Network monitoring authority Paessler PRTG has seen the good, bad and ugly of network designs that prevent monitoring a system, which is why their product line solutions cover everything from network management to server performance.
To get an idea of what they’ve seen, PR rep Michael Krems got the company talking about the top five most common mistakes network administrators and IT systems managers make that cause their virtualization deployment to fail.
Here’s what Paessler says will mess up your enterprise’s virtualization:
- Virtualizing systems without knowing their usual CPU/memory load, disk usage and network usage: You must monitor a system prior to virtualization in order to know how much load it will put on your VM host servers. System with high load may also be not suitable for virtualization at all.

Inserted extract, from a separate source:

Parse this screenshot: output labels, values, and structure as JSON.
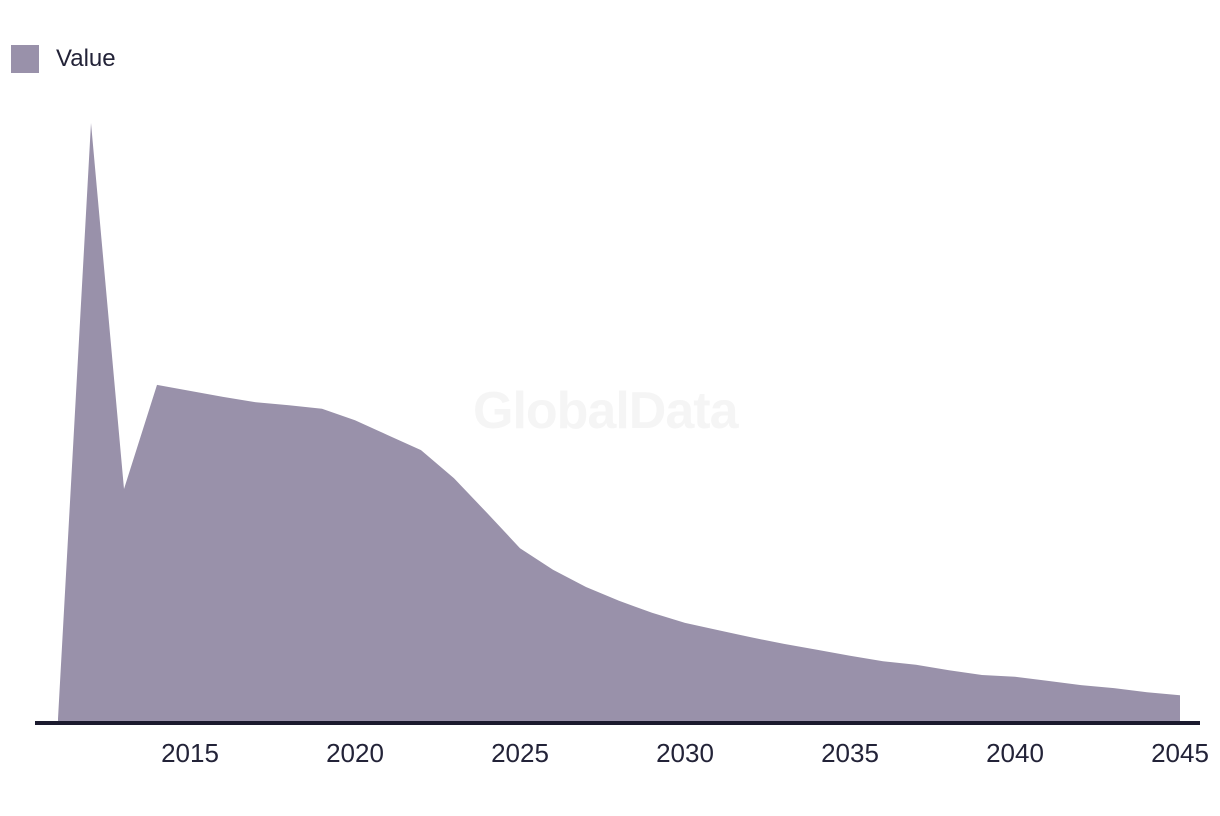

- Running too many VMs on a host: causing overloads: All virtualized systems suffer in performance.
- Running too few VMs on a host: spending too much money buying too many host server[s]
- Compare mid/long-term monitoring results before and after virtualization to ensure quality of service doesn’t suffer.
- The performance of all virtual systems on a host usually suffers from one virtual system going amok or running into a performance/load peak. Without monitoring, such events often happen undiscovered.
It seems like applying common sense would fix a lot of the issues surrounding virtualization. I wouldn’t place a lot of blame on the network manager though. Much of what goes wrong with a virtual deployment just has to do with the capabilities of the technology. Take these issues for instance:
- Server virtualization impacts network latency.
- Server virtualization creates a network configuration burden.
- Virtual machines present dynamic environment issues for network pros.
As with any new technology, most of the struggle too, is not having the right information. In the end, do you feel like enough conversation surrounds the impact virtualization has on your network?